What does the global fertility industry reproduce – apart from babies? Associate Professor Amrita Pande, a sociologist and feminist ethnographer at the University of Cape Town (UCT), seeks to answer this central question through her research on the global fertility market.
Human reproduction no longer relies solely on natural conception. The scientific advances that make this possible combined with ad hoc national legislation and the desires of couples struggling to conceive has created an international trade in fertility. This global industry is what Pande studies.
“The global fertility trade can include anything that goes into the making of a baby,” she explains. “The industry now occurs in many countries and involves multiple kinds of reproductive actors or labourers, including egg providers, surrogates, brokers, doctors and prospective parents.
“In these cases, you can travel to an egg bank in New Delhi to be matched with an egg donor who comes from Ukraine, South Africa or another country.”
“It’s an industry that has flourished against a legislative backdrop outlawing many of these activities.”
To illustrate how these processes might occur, Pande describes a common scenario. “These days, when you want to make a baby using assistive fertility technologies you can – if you are a very rich, heterosexual couple – do this in a place like California, where commercial surrogacy is legal. But, if you are a single father, a gay or lesbian couple, or if you want a ‘designer baby’ of a specific race, it gets complicated.
“In these cases, you can travel to an egg bank in New Delhi to be matched with an egg donor who comes from Ukraine, South Africa or another country. Your sperm will be used to fertilise this egg.
“The embryo will be flown to Laos where it will be inserted into a woman from Mexico, Cambodia or Thailand. The woman will live in a dormitory next to the fertility clinic for the duration of the pregnancy. When she gives birth, you will take the child and return to your home country.”
This, says Pande, is one global fertility flow – the subject of her current research on the industry.
The paradox of surrogacy
Pande’s first book, Wombs in Labor: Transnational Commercial Surrogacy in India, was the result of a decade of ethnographic research at a fertility clinic in western India.
“After spending so much time with the women at this clinic, I came to realise that my perspective was very Eurocentric. In the book, I tried to shift the focus away from the ethics and morality of the subject towards an understanding of this as a new form of reproductive labour market.”
Wombs in Labor explored the different forms this market takes, from ideas of surrogacy as ‘god’s work’ to a conception of it as ‘dirty work’. This is what Pande terms the paradox of surrogacy.
“Often it is the first time that the women involved in this labour market are ever celebrated, praised or rewarded for their fertility. An irony in an anti-natal state like India where women are told not to have babies or where having many babies is linked to poverty,” says Pande.
“Often it is the first time that the women involved in this labour market are ever celebrated, praised or rewarded for their fertility.”
The book goes on to describe the convenient way that the bodies of these women are celebrated when they’re serving others, but regulated when they do the same thing through their own agency – through punitive measures, such as long-term forced birth control – as a form of neo-eugenics.
Race, reproduction and inequality
In her current research, Pande has zoomed out from surrogacy to look at the many interwoven processes that make up flows of fertility around the world.
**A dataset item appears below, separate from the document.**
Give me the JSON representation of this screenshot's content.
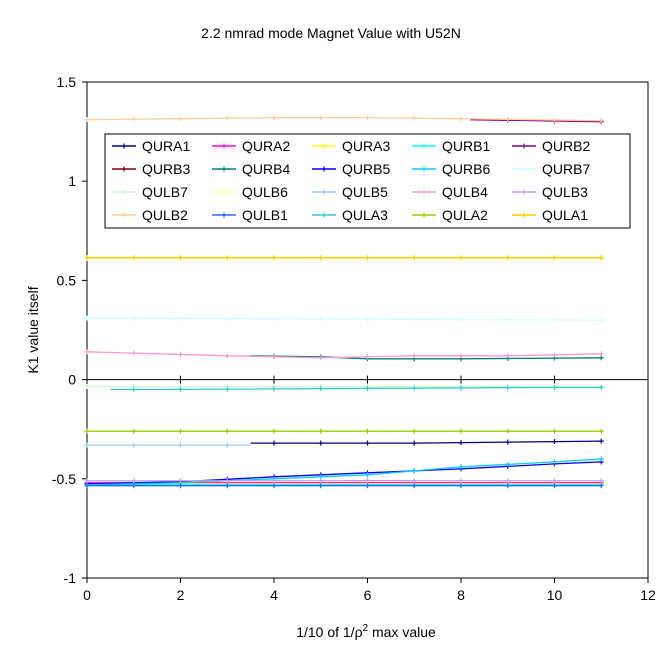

“You might think that new fertility technologies would remove the burden of reproductive labour from women, or at the very least, challenge societal norms. But in fact, my recent research shows that the global fertility industry reaffirms pre-existing inequalities.”
These inequalities are reproduced in several ways, according to Pande. On an individual level, most of the surrogates and egg providers are women from poorer countries in the global south, who bear children for richer couples hailing from the global north. Pande is careful to describe these women as active participants in this process but admits that they are also vulnerable to exploitation.
“My recent research shows that the global fertility industry reaffirms pre-existing inequalities.”
On a national scale, she likens the industry to other factory industries that move from one country to another as the legislation to regulate the industry is passed in each successive place.
There is also the question of how race and reproduction intersect.
“In my second book, I look at the reaffirmation of the desirability of whiteness and the reasons that people seek out egg providers of a specific race,” says Pande. In many cases this happens when a woman who is part of a couple feels insecure that she is not providing her own genetic material and therefore wants as close a match as possible physically. The other instance in which prospective parents request an egg provider of a specific race is when they are intent on ‘racial improvement’.
“This is a phenomenon seen often among Chinese and Israeli clients. The prospective parents are looking for white mixed-race babies, for a variety of reasons, and the clinics are ready to provide them this strategic choice,” explains Pande.
This research is part of a large initiative funded by the South African National Research Foundation, titled Global fertility flows, based in the UCT Department of Sociology.